Materials and Methods
-Part 1:The Volvocine Line
First observe Chlamydomonas. Then measure the number of cells, as well as colony size in μm. Be sure to answer whether or not the cells are specialized, the mechanisms of motility for each genera, and if they are isogamous or oogamous. Then draw a picture of the live specimen. Repeat this process for the Gonium and Volvox. Record all data in a table.

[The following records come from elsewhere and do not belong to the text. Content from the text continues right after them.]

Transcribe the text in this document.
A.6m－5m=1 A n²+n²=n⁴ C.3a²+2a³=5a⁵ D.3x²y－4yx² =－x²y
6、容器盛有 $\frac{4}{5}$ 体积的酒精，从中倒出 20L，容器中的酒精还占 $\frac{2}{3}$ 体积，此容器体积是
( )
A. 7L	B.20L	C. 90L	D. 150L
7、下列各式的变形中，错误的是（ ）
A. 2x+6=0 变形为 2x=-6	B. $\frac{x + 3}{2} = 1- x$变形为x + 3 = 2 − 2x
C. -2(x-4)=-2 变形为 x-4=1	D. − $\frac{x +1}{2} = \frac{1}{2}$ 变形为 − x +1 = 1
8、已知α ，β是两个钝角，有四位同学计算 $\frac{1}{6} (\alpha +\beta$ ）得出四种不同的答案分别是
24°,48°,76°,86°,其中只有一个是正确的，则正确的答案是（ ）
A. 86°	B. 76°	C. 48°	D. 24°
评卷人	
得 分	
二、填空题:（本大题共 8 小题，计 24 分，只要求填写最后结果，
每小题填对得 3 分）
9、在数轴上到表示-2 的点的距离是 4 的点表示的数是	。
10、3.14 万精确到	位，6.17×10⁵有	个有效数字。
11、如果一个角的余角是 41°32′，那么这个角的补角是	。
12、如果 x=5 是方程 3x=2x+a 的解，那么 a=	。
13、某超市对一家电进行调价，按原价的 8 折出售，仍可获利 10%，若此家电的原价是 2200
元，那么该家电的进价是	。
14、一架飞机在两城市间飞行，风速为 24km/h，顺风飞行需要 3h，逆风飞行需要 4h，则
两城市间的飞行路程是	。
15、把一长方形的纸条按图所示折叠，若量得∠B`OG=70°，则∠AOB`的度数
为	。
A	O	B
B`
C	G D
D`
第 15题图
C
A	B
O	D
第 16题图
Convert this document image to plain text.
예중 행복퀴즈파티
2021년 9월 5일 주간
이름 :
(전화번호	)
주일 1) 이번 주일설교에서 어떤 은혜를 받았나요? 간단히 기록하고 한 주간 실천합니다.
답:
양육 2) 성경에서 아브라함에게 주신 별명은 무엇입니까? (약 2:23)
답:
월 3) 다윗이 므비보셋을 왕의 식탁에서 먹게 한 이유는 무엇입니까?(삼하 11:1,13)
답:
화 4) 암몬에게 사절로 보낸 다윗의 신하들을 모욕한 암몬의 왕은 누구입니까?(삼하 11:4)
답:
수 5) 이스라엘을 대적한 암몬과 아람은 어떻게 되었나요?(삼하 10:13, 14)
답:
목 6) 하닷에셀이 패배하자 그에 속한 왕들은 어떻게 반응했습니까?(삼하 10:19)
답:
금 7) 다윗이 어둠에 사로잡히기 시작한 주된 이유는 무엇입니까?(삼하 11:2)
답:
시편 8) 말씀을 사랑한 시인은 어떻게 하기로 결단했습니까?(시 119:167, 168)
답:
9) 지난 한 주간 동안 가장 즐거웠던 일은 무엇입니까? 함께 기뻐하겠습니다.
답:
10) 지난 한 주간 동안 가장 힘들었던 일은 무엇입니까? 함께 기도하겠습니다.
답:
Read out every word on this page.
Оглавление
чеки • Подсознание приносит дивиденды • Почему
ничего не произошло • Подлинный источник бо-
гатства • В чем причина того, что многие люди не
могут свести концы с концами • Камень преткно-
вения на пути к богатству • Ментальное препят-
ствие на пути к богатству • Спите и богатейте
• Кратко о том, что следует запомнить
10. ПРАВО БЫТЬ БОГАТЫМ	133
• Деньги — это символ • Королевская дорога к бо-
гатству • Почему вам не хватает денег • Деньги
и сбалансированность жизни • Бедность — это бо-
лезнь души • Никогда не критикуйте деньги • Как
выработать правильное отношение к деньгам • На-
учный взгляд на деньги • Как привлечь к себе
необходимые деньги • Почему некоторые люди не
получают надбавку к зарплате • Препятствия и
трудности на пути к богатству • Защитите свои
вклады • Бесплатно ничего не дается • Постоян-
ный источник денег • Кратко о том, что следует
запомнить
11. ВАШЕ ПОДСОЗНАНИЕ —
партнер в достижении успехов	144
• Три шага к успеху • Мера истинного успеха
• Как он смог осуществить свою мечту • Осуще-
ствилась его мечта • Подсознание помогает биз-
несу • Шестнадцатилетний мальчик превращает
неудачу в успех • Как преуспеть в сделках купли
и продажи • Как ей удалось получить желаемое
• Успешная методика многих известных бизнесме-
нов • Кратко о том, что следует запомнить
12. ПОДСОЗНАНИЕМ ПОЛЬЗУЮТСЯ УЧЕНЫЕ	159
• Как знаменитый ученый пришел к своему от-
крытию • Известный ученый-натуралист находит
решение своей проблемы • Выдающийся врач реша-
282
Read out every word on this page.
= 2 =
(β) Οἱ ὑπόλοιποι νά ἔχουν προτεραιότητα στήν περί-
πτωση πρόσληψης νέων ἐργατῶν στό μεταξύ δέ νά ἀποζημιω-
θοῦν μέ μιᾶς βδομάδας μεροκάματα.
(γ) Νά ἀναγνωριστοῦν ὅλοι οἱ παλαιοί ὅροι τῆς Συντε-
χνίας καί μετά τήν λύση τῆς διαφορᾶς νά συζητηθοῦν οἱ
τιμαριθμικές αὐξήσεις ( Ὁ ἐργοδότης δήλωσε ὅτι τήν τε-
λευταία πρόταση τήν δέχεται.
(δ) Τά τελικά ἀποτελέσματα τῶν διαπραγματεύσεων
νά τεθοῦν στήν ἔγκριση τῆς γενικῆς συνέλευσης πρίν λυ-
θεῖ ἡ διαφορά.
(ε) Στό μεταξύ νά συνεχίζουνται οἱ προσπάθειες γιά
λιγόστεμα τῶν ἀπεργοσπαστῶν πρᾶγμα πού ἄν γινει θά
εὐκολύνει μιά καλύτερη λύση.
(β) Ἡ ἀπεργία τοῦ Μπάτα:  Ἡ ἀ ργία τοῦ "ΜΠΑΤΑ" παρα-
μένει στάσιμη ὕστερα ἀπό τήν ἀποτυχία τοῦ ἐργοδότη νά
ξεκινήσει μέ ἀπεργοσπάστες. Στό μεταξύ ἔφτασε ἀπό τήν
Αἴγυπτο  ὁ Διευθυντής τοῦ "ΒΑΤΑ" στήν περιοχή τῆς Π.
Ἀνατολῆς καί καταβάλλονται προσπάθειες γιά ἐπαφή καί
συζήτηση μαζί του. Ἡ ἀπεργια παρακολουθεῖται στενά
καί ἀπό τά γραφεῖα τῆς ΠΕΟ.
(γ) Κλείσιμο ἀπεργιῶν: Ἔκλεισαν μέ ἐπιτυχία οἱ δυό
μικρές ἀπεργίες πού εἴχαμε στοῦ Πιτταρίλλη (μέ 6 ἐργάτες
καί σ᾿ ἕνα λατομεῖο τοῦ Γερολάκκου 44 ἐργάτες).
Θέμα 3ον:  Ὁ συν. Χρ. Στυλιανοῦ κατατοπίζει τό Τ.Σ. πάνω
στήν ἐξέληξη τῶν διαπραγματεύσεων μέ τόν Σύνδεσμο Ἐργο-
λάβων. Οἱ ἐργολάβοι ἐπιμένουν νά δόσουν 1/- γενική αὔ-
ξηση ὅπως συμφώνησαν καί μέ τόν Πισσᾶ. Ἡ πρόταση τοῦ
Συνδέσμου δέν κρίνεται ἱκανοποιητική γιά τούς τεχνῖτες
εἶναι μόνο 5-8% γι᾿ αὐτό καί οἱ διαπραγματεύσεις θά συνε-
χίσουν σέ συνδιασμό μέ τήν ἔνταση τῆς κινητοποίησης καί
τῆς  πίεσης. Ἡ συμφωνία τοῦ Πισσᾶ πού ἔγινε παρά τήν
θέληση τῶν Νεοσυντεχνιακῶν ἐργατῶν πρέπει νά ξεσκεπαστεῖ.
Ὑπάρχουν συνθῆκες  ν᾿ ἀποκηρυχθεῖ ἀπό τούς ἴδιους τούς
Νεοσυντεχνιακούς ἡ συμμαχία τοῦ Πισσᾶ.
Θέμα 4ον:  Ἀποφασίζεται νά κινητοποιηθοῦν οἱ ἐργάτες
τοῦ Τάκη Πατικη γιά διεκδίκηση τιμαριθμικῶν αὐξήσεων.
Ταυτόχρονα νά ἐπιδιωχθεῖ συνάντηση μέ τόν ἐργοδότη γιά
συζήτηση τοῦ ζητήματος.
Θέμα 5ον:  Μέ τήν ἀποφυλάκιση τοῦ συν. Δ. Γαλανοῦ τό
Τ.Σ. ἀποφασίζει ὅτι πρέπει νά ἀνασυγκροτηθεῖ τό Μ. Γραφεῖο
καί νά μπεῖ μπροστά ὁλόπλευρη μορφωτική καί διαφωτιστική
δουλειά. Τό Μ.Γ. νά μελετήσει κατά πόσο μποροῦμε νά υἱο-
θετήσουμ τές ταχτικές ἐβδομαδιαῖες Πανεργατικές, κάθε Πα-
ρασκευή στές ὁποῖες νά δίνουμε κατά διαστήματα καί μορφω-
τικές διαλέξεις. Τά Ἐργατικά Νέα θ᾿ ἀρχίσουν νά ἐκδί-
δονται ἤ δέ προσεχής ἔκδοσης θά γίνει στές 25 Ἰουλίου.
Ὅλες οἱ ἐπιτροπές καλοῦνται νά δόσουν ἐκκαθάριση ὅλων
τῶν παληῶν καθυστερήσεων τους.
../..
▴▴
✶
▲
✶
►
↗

-Part 2: Observing a Niche at American University
Observe the assigned 20x20 transect and take note of five abiotic and biotic components of the transect. Draw an aerial picture of your transect. Using a 50 mL conical tube, collect soil/ground vegetation that is representative of the transect. Once back in the lab, make a Hay Infusion Culture. To do this place 10-12 grams of the soil/ground vegetation sample in a plastic jar with 500 mLs of filtered water. Then add .1gm of dried milk and mix for 10 seconds. Without the lid on the jar place it in the indicated area in the lab and be sure to label the jar. Let it sit for a week.
The transect is located in the middle of campus. It is located mostly on soil and grass, with a small portion being concrete. Most of the northeast portion is covered in grass. Most of south portion of the transect is made of soil, which holds a flower bed. The flower bed is bare as it is winter and has many thorns. Within the transect there are biotic and abiotic components. The five biotic components are grass, the flower bed, the flower bud, leaves, and a spider. The abiotic components are soil, snow, a fork, cement, and woodchips. Most of the items were located in the southeast quadrant.
Conclusions and Future Directions
The data found from observing the volvocine line supports the claim that evolution is taking place. As for the transect it is a very diverse area. All biotic aspects may not have been present due to the cold weather. Samples from the transect were taken and a hay-fusion culture was made.